Sunday, April 12, 2015

a poem by maxwell clark


The Courteous Co-Bane


                                                                —after Kurt Cobain


Who is going to be you when you are gone?
Who else is out there to save me from you?
These questions are so inquisitive to me.
Questions have ways of having no good answer.
This is then when I pass out and sleep instead.
Then it is I am still awake when I am doing this.
The letters just look so pretty to me this night.
I just love it when everyone is being themselves.
Burning fires are in the basement of this place.
Maybe the problem is that there is one.

The spinning of the rinse is very intense now.
That is what I always say when I return here.
Look into the heart of the feral cat and run away.
I won't remember this any better than you will.
It is so good of people to do things for me so.
The fishing materials are very highly technical.
I always try not to dream while I am still awake.
If you are scared of that street then run away.
When it is my time to die I will want to live.
The ingenuity of the trap is that it doesn't work.

This is where I come to do my serious work.
There is no idea that I have of what this is.
Because everyone is so cool I like them a lot.
When this is to come to be so it will be so.
When you kill the innocent that is very bad.
I have the feeling that I am feeling wonderful.
Cannot two numbers be added together?
But that is so very horrible in its stupidity.
Do not enter into the place of my oneness.
As when my special sayings were given out.

Do not do what you were doing to me again.
It is not sad to me that I feel very good now.
The secret path goes into there where it is.
What they are for is to do the things better.
Once you have met me you will not know me.
In as they do so good they are going to die.
This dog has to go into the new place now.
Life is like when I wash my hands or not?
May you please know that I was over there.
What happens when you murder someone?
These words are the biggest words ever done.

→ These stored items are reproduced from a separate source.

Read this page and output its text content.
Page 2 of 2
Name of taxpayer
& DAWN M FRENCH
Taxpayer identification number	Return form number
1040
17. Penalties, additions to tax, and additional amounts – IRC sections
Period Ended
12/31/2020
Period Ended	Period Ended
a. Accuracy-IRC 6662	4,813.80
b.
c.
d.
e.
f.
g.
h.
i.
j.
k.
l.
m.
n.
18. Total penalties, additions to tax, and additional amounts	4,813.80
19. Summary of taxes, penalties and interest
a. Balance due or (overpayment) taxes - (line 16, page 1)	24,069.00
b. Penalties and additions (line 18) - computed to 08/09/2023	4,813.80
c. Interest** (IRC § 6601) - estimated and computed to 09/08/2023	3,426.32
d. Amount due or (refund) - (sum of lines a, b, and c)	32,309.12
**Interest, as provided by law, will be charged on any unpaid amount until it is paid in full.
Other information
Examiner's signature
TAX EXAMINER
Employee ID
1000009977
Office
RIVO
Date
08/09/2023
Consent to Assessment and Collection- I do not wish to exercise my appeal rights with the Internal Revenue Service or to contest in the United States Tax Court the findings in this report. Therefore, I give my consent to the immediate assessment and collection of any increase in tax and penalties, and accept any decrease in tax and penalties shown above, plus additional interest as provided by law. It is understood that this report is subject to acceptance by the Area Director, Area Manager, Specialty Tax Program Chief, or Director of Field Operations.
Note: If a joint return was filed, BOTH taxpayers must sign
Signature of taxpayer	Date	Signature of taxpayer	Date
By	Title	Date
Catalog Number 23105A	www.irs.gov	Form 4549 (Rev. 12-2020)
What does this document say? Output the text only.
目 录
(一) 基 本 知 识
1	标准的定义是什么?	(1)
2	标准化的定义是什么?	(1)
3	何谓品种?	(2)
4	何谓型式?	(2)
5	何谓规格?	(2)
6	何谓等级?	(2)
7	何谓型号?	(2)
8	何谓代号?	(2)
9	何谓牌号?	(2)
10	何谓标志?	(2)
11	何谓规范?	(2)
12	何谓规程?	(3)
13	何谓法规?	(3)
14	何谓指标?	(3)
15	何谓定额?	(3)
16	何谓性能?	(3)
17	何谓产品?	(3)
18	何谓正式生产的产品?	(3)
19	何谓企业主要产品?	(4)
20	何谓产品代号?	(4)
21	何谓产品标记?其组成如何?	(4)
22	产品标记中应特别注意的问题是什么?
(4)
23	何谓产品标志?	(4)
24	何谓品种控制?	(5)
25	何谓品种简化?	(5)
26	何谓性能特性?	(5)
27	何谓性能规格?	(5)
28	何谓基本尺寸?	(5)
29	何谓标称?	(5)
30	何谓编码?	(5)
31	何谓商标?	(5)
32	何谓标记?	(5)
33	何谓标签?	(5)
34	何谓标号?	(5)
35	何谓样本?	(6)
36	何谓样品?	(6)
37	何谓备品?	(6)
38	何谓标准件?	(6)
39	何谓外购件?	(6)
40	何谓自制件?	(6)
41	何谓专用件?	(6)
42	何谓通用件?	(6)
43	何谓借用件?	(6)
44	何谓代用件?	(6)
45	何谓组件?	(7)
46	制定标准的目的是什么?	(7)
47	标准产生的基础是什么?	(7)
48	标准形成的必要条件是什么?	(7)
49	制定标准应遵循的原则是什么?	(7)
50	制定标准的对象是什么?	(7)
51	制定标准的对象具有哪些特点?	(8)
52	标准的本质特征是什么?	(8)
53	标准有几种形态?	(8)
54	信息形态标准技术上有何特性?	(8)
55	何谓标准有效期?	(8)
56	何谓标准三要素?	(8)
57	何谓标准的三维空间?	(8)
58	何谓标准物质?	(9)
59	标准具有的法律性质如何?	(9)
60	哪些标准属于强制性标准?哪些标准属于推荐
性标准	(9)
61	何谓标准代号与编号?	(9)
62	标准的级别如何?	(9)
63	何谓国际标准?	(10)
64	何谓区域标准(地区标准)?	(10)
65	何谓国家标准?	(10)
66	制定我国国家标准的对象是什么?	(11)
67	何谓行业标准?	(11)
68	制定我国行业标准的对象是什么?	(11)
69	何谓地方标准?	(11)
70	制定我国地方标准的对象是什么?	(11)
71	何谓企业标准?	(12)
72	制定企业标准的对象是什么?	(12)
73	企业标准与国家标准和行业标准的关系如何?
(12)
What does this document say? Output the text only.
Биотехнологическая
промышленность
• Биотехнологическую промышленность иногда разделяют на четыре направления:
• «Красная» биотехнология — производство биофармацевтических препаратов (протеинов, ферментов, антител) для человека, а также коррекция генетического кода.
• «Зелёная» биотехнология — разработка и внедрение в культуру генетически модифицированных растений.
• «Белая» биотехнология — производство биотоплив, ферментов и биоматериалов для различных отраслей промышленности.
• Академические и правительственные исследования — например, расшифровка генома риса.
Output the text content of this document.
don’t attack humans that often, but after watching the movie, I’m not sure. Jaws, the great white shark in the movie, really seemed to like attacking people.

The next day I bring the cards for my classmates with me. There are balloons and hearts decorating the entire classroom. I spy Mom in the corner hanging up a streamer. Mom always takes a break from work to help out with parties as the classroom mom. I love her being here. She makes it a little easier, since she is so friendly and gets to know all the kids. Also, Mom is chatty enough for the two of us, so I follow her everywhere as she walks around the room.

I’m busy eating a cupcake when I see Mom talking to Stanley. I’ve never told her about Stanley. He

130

More weather patterns are what is needed.
I followed you once into the jungle of my room.
To be real about an issue is just to be honest.
What if you did make me invisible with fire?
Bright alert noises are what I crave so much.
The impossible technical skill is so good now.
Never do what never can be done by anyone.
And if you try really hard then that is so good.
Humans are having many ways of doing this.
The juke in my step is from being homeless.

This riddle has no answer that I can think of.
What happens when it so happens like that?
Then you never remember to be in love again.
This is how the lights go on in the big ocean.
Nonsense is just what others do to you only.
It is better to be like this than to be so not.
I cannot see past the wall on these horizons.
Many of us were once in the cut deeply so.
Do you care to innovate words without work?
Forgive me because you are being so mean.

The prettiness of their dancing is how to do it.
You had to have many for me but whatever.
I know what it is to look carefully at this so.
Do not ever say you are just like that or else.
Distances are very hard to run across so well.
Was that a big spider or was it not one at all?
You have to do this for the glory of the sounds.
To fear anyone is just to run away from them.
I am checking out the food inside this place.
Until we were married inside my little heart.
Please go towards the row where you were.






Maxwell Clark has lived in New Haven, CT, for almost a decade now. The very eminent poet Charles Bernstein himself, in a avowedly rare appearance as the judge of a literary competition, selected Maxwell as the first-place winner of the 2013 SLS Prize for Innovative Poetry—and both poets remain friends, admirers, and confidants to this day. Eileen R. Tabios included his otherwise unpublished aphorism (“The best person is the best poet.”) as an epigram to open her most recent book of memoirs, Against Misanthropy (2015). CAConrad has written him no less than the following in their correspondence: “I love you Maxwell”—(Maxwell also loves CA dearly). Brusquely to an end, then, the issue of his more strictly bibliographical credentials: as Mr. Clark has at present been published in a rather diverse array of independently edited publications approximately 50 times or more, it perhaps suffices here to mention only his three most recent publishers: the Electronic Poetry Center of Buffalo University (for his two e-books: Poesies, also Vows of Poverty), Swirl Editions (for his e-book Of You), and the New Haven Review (for his poem ‘The Cup of Sun’—which is also available in print).